If there are enough distinct values for the low-cardinality key (4x the number of anticipated shards is a reasonable lower bound) then you will most likely get good write distribution. In addition, the presence of the timestamp will allow MongoDB to split the chunks with fine granularity if necessary. Finally, the presence of the timestamp will help Read Isolation – emails to a single user within a specific time range are likely to be in a single chunk, and therefore on a single shard.

The main disadvantage of this pattern is that you will have Scatter/Gather queries if you don't query by the common search key. For example, "find all emails sent two days ago by all users" will result in a scatter/gather query (since the email ID isn't part of the query).

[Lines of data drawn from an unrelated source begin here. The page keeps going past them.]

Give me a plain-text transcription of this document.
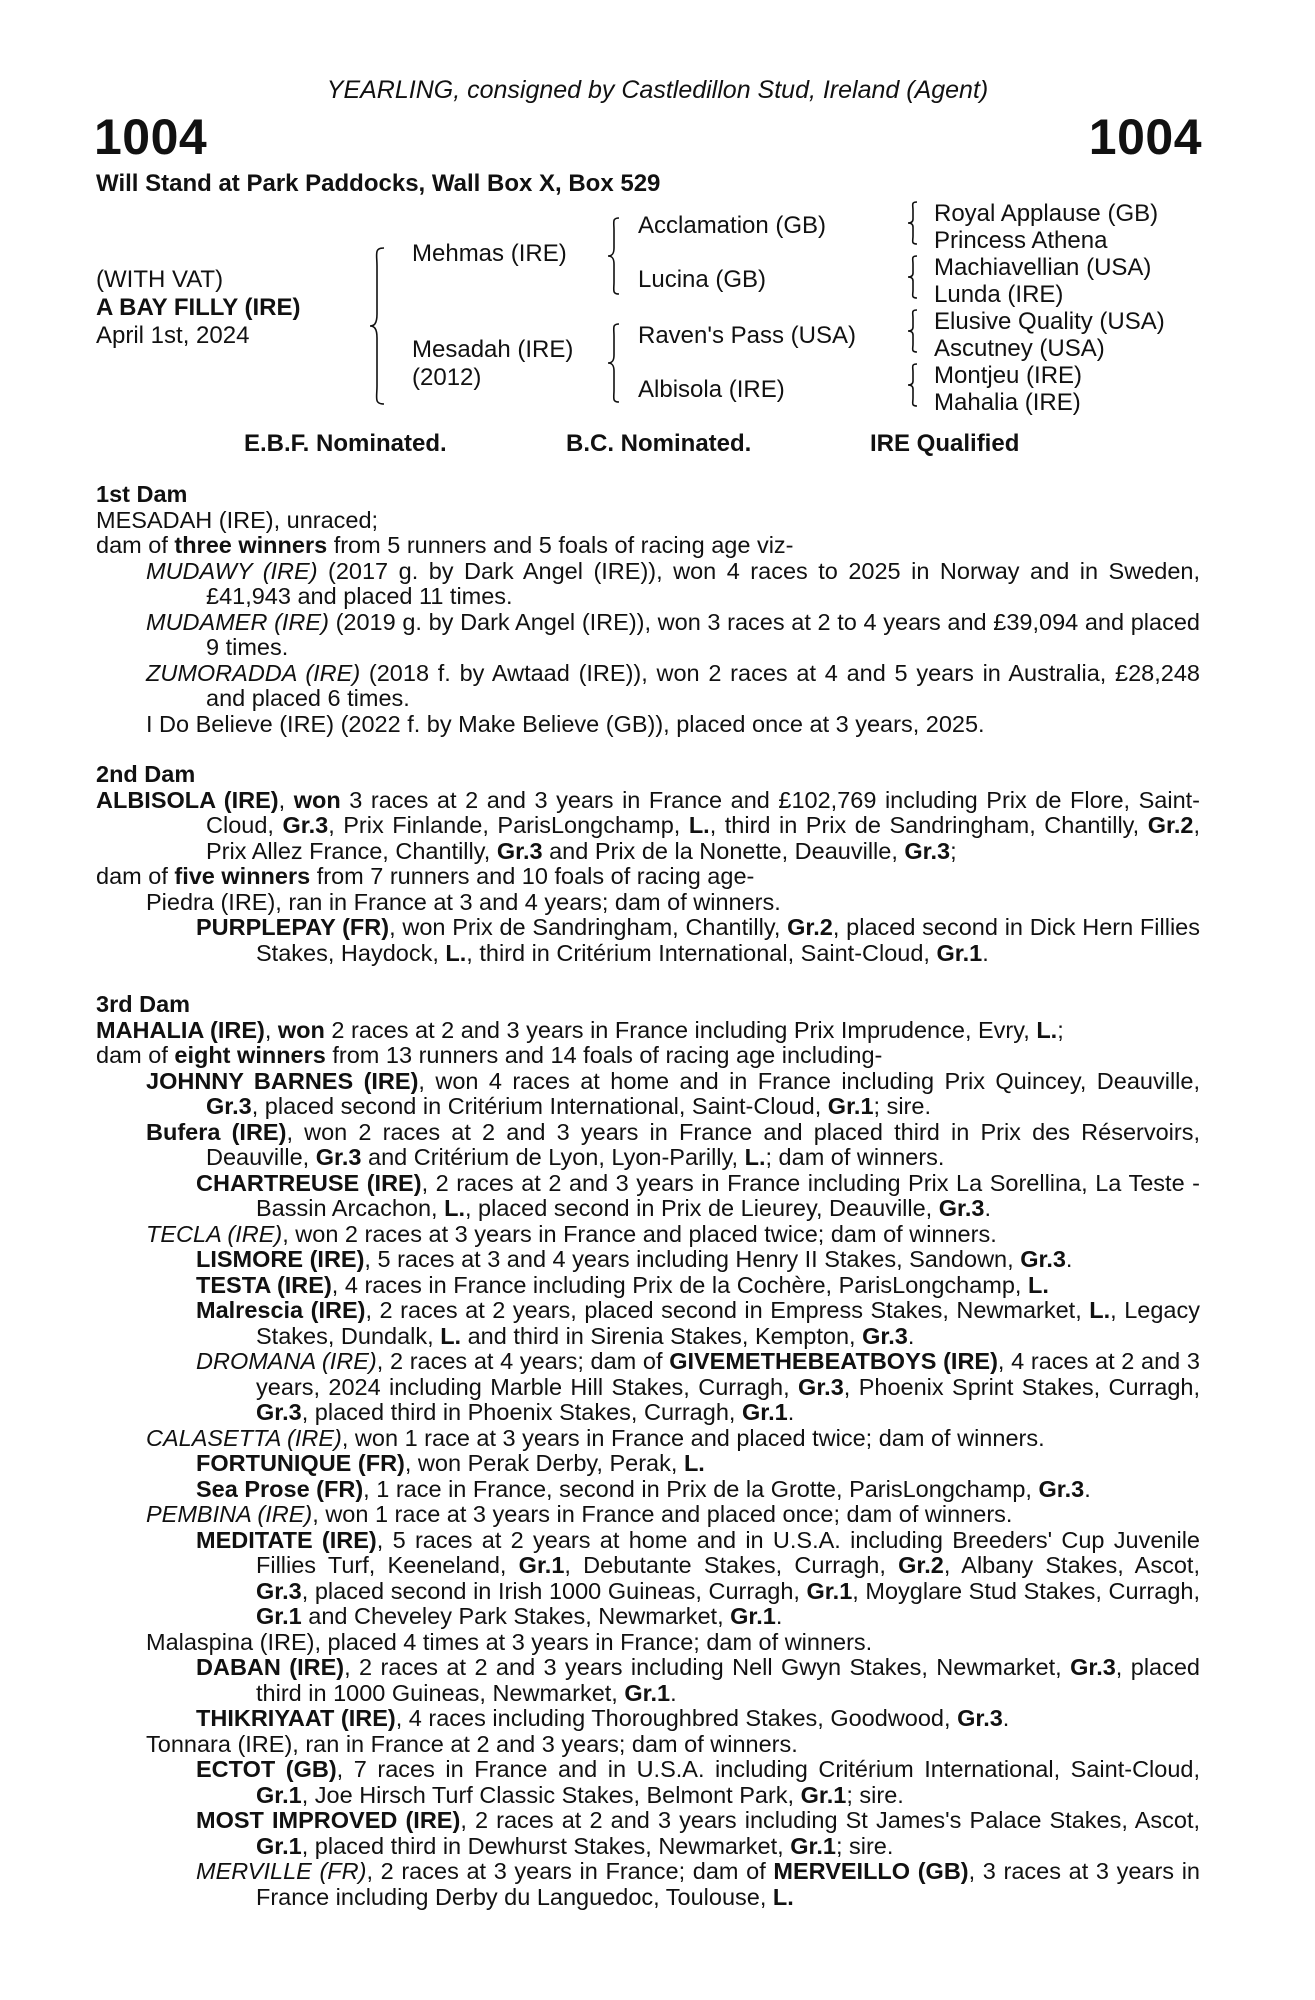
YEARLING, consigned by Castledillon Stud, Ireland (Agent)
1004	1004
Will Stand at Park Paddocks, Wall Box X, Box 529
(WITH VAT)
A BAY FILLY (IRE)
April 1st, 2024
Mehmas (IRE)
Mesadah (IRE)
(2012)
Acclamation (GB)
Lucina (GB)
Raven's Pass (USA)
Albisola (IRE)
Royal Applause (GB)
Princess Athena
Machiavellian (USA)
Lunda (IRE)
Elusive Quality (USA)
Ascutney (USA)
Montjeu (IRE)
Mahalia (IRE)
E.B.F. Nominated.	B.C. Nominated.	IRE Qualified
1st Dam
MESADAH (IRE), unraced;
dam of three winners from 5 runners and 5 foals of racing age viz-
MUDAWY (IRE) (2017 g. by Dark Angel (IRE)), won 4 races to 2025 in Norway and in Sweden, £41,943 and placed 11 times.
MUDAMER (IRE) (2019 g. by Dark Angel (IRE)), won 3 races at 2 to 4 years and £39,094 and placed 9 times.
ZUMORADDA (IRE) (2018 f. by Awtaad (IRE)), won 2 races at 4 and 5 years in Australia, £28,248 and placed 6 times.
I Do Believe (IRE) (2022 f. by Make Believe (GB)), placed once at 3 years, 2025.
2nd Dam
ALBISOLA (IRE), won 3 races at 2 and 3 years in France and £102,769 including Prix de Flore, Saint-Cloud, Gr.3, Prix Finlande, ParisLongchamp, L., third in Prix de Sandringham, Chantilly, Gr.2, Prix Allez France, Chantilly, Gr.3 and Prix de la Nonette, Deauville, Gr.3;
dam of five winners from 7 runners and 10 foals of racing age-
Piedra (IRE), ran in France at 3 and 4 years; dam of winners.
PURPLEPAY (FR), won Prix de Sandringham, Chantilly, Gr.2, placed second in Dick Hern Fillies Stakes, Haydock, L., third in Critérium International, Saint-Cloud, Gr.1.
3rd Dam
MAHALIA (IRE), won 2 races at 2 and 3 years in France including Prix Imprudence, Evry, L.;
dam of eight winners from 13 runners and 14 foals of racing age including-
JOHNNY BARNES (IRE), won 4 races at home and in France including Prix Quincey, Deauville, Gr.3, placed second in Critérium International, Saint-Cloud, Gr.1; sire.
Bufera (IRE), won 2 races at 2 and 3 years in France and placed third in Prix des Réservoirs, Deauville, Gr.3 and Critérium de Lyon, Lyon-Parilly, L.; dam of winners.
CHARTREUSE (IRE), 2 races at 2 and 3 years in France including Prix La Sorellina, La Teste - Bassin Arcachon, L., placed second in Prix de Lieurey, Deauville, Gr.3.
TECLA (IRE), won 2 races at 3 years in France and placed twice; dam of winners.
LISMORE (IRE), 5 races at 3 and 4 years including Henry II Stakes, Sandown, Gr.3.
TESTA (IRE), 4 races in France including Prix de la Cochère, ParisLongchamp, L.
Malrescia (IRE), 2 races at 2 years, placed second in Empress Stakes, Newmarket, L., Legacy Stakes, Dundalk, L. and third in Sirenia Stakes, Kempton, Gr.3.
DROMANA (IRE), 2 races at 4 years; dam of GIVEMETHEBEATBOYS (IRE), 4 races at 2 and 3 years, 2024 including Marble Hill Stakes, Curragh, Gr.3, Phoenix Sprint Stakes, Curragh, Gr.3, placed third in Phoenix Stakes, Curragh, Gr.1.
CALASETTA (IRE), won 1 race at 3 years in France and placed twice; dam of winners.
FORTUNIQUE (FR), won Perak Derby, Perak, L.
Sea Prose (FR), 1 race in France, second in Prix de la Grotte, ParisLongchamp, Gr.3.
PEMBINA (IRE), won 1 race at 3 years in France and placed once; dam of winners.
MEDITATE (IRE), 5 races at 2 years at home and in U.S.A. including Breeders' Cup Juvenile Fillies Turf, Keeneland, Gr.1, Debutante Stakes, Curragh, Gr.2, Albany Stakes, Ascot, Gr.3, placed second in Irish 1000 Guineas, Curragh, Gr.1, Moyglare Stud Stakes, Curragh, Gr.1 and Cheveley Park Stakes, Newmarket, Gr.1.
Malaspina (IRE), placed 4 times at 3 years in France; dam of winners.
DABAN (IRE), 2 races at 2 and 3 years including Nell Gwyn Stakes, Newmarket, Gr.3, placed third in 1000 Guineas, Newmarket, Gr.1.
THIKRIYAAT (IRE), 4 races including Thoroughbred Stakes, Goodwood, Gr.3.
Tonnara (IRE), ran in France at 2 and 3 years; dam of winners.
ECTOT (GB), 7 races in France and in U.S.A. including Critérium International, Saint-Cloud, Gr.1, Joe Hirsch Turf Classic Stakes, Belmont Park, Gr.1; sire.
MOST IMPROVED (IRE), 2 races at 2 and 3 years including St James's Palace Stakes, Ascot, Gr.1, placed third in Dewhurst Stakes, Newmarket, Gr.1; sire.
MERVILLE (FR), 2 races at 3 years in France; dam of MERVEILLO (GB), 3 races at 3 years in France including Derby du Languedoc, Toulouse, L.
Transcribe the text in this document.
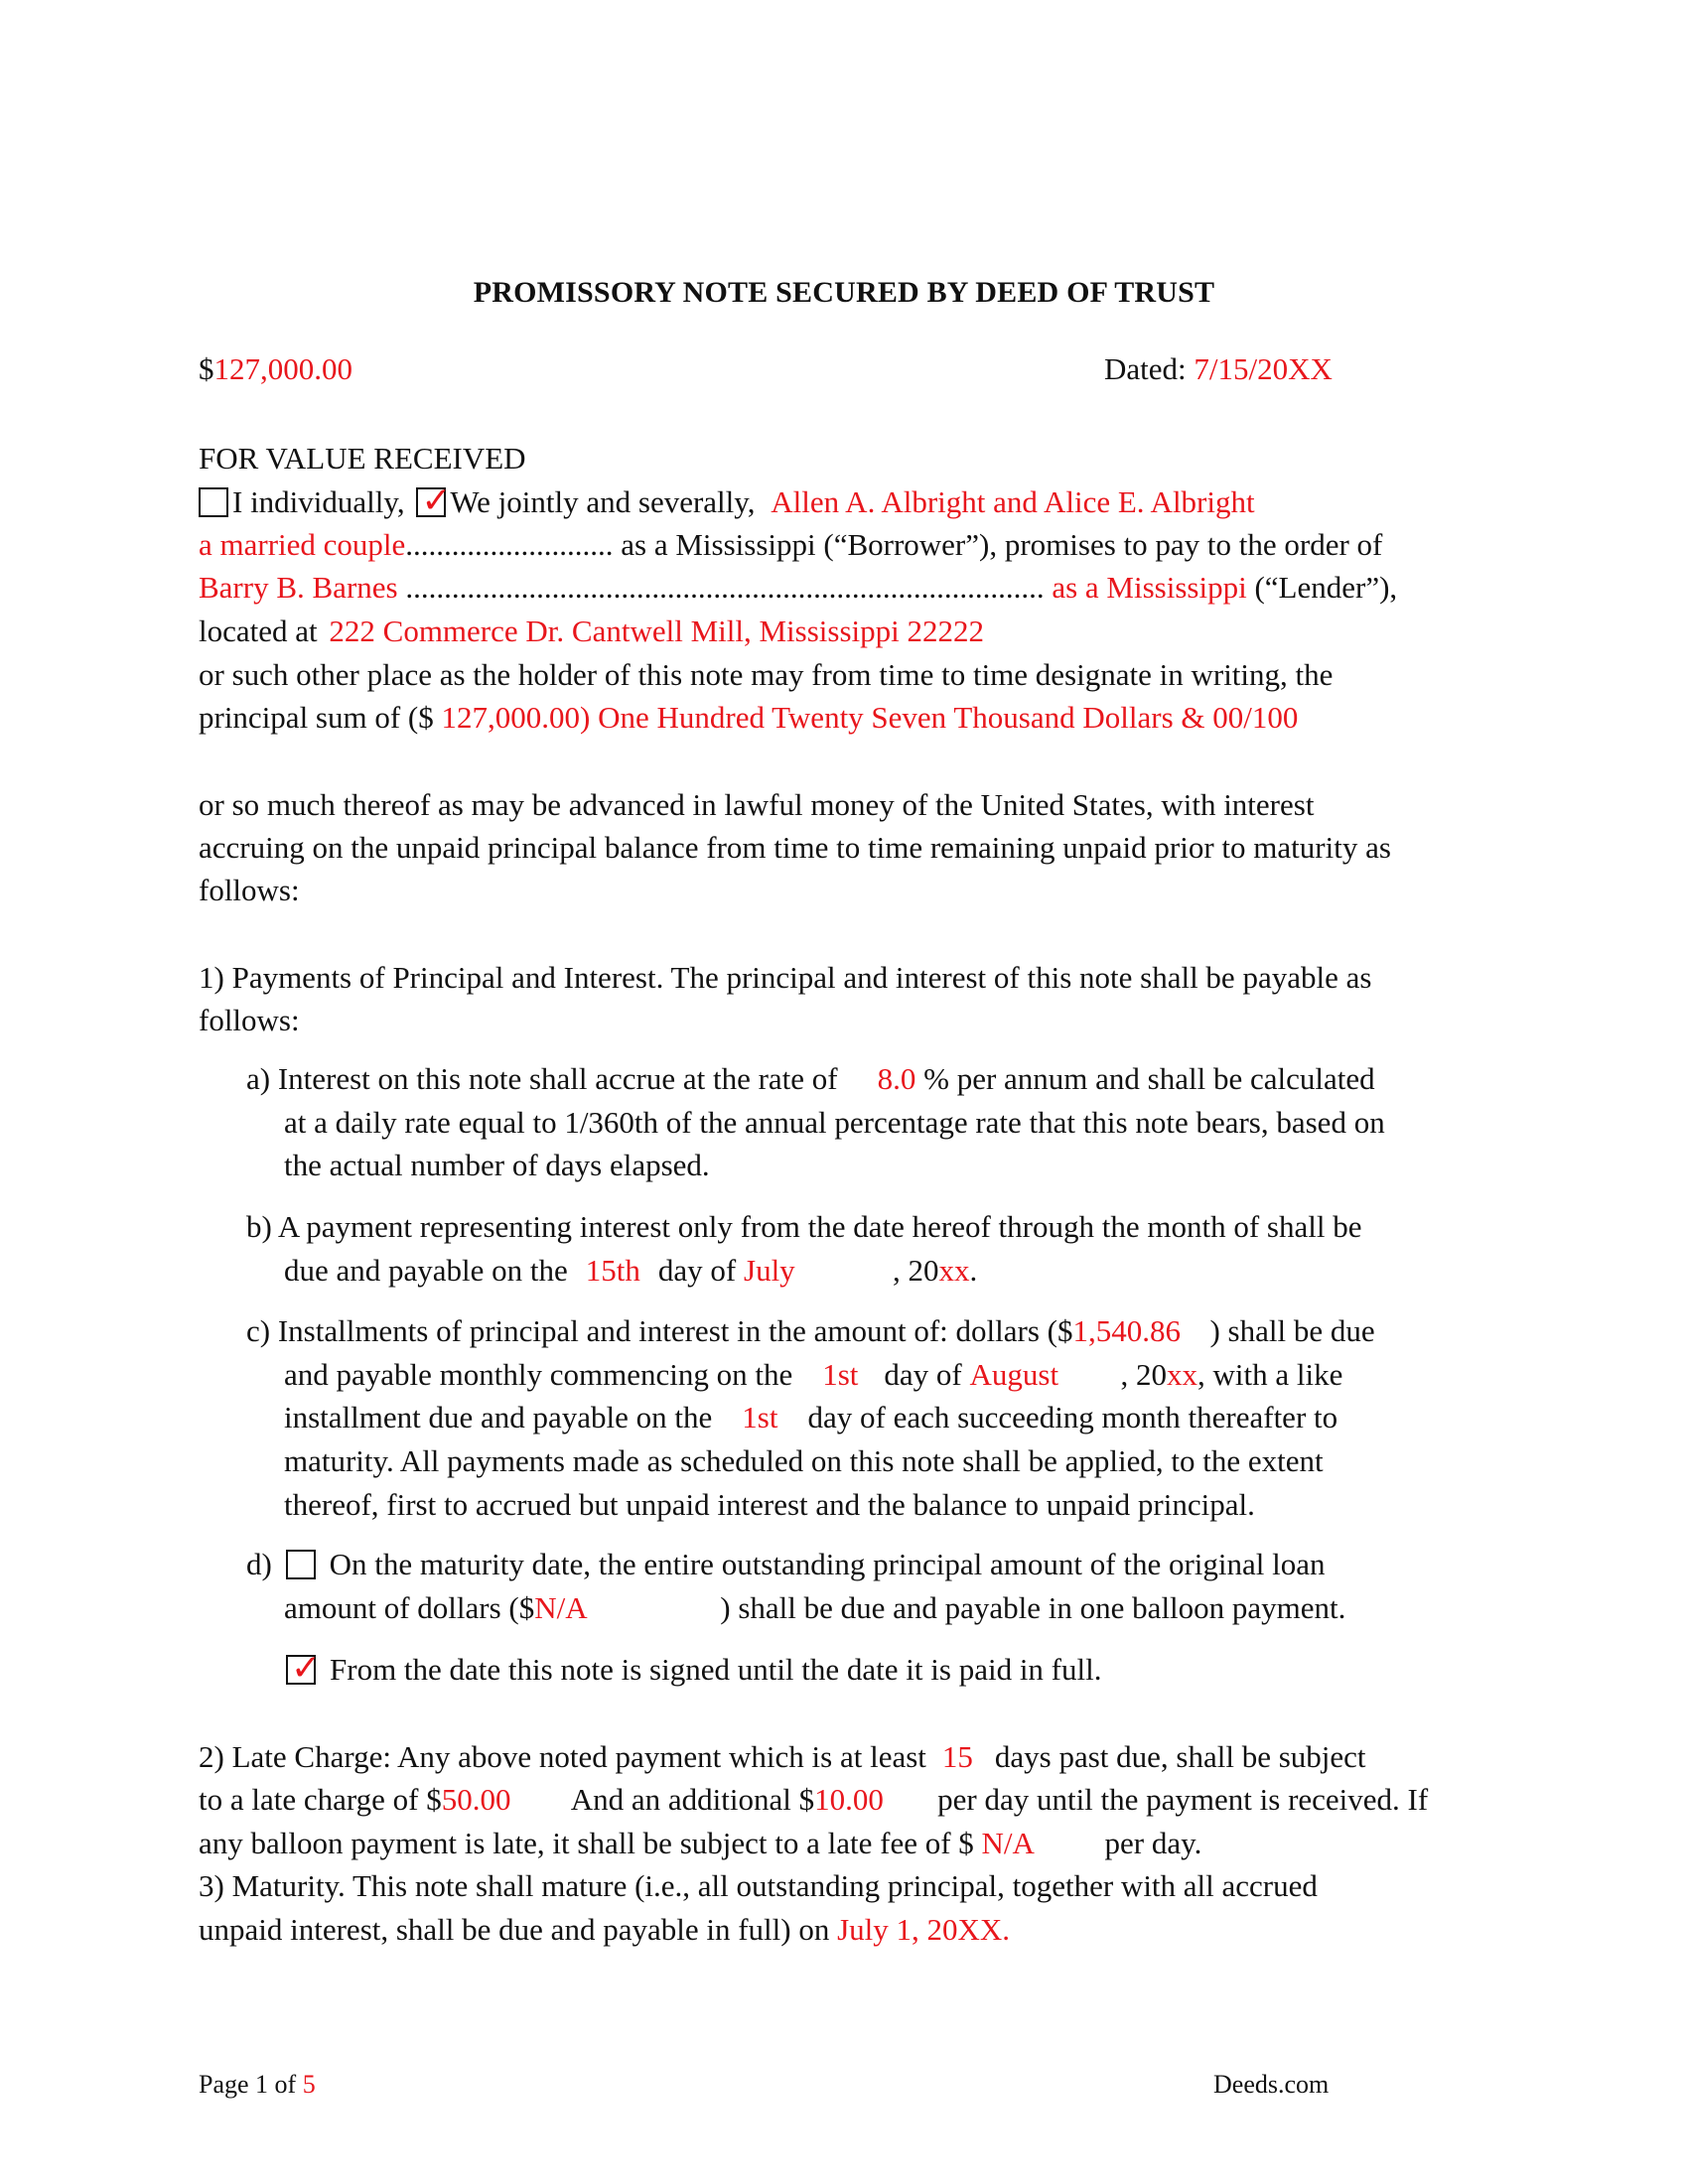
PROMISSORY NOTE SECURED BY DEED OF TRUST
$127,000.00	Dated: 7/15/20XX
FOR VALUE RECEIVED
I individually, ✓
We jointly and severally, Allen A. Albright and Alice E. Albright
a married couple........................... as a Mississippi (“Borrower”), promises to pay to the order of
Barry B. Barnes ................................................................................... as a Mississippi (“Lender”),
located at 222 Commerce Dr. Cantwell Mill, Mississippi 22222
or such other place as the holder of this note may from time to time designate in writing, the
principal sum of ($ 127,000.00) One Hundred Twenty Seven Thousand Dollars & 00/100
or so much thereof as may be advanced in lawful money of the United States, with interest
accruing on the unpaid principal balance from time to time remaining unpaid prior to maturity as
follows:
1) Payments of Principal and Interest. The principal and interest of this note shall be payable as
follows:
a) Interest on this note shall accrue at the rate of 8.0 % per annum and shall be calculated
at a daily rate equal to 1/360th of the annual percentage rate that this note bears, based on
the actual number of days elapsed.
b) A payment representing interest only from the date hereof through the month of shall be
due and payable on the 15th day of July	, 20xx.
c) Installments of principal and interest in the amount of: dollars ($1,540.86 ) shall be due
and payable monthly commencing on the 1st day of August , 20xx, with a like
installment due and payable on the 1st day of each succeeding month thereafter to
maturity. All payments made as scheduled on this note shall be applied, to the extent
thereof, first to accrued but unpaid interest and the balance to unpaid principal.
d) On the maturity date, the entire outstanding principal amount of the original loan
amount of dollars ($N/A	) shall be due and payable in one balloon payment.
✓ From the date this note is signed until the date it is paid in full.
2) Late Charge: Any above noted payment which is at least 15 days past due, shall be subject
to a late charge of $50.00 And an additional $10.00 per day until the payment is received. If
any balloon payment is late, it shall be subject to a late fee of $ N/A per day.
3) Maturity. This note shall mature (i.e., all outstanding principal, together with all accrued
unpaid interest, shall be due and payable in full) on July 1, 20XX.
Page 1 of 5	Deeds.com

C) Coarsely Increasing Counter and Common Search Key

This pattern also uses a compound shard key, but in a slightly different way. In this pattern, you use a coarsely-increasing counter as the first portion of the shard key. For example, instead of a timestamp with millisecond granularity, you might choose only the date (year-month-day) portion of the timestamp. If you're getting many inserts within a single day, this portion of the shard key will group them all into a single bucket.

For the second portion of the shard key, you'd use a frequently-used search key, as in the above pattern. Applying this pattern to the email example, you'd get something like "key:

{ts_day: -1, email_id: 1}

"

This pattern also balances between read performance and write performance but does so in a different way. Using the coarsely-increasing counter tends to group new documents into a single shard, but adding the search key at the end allows them to split into separate chunks and be distributed onto multiple shards. This allows for good Read Isolation, when your most common range query is by timestamp, but also allows the write load to be distributed if a single shard tends to get 'hot'.

In general, this pattern slightly optimizes read performance over write performance. The main disadvantage of this pattern is that you're likely to get a 'hot' shard for a while when the coarsely increasing counter rolls over to the next unit – for example, when the 'ts_day' shifts at midnight.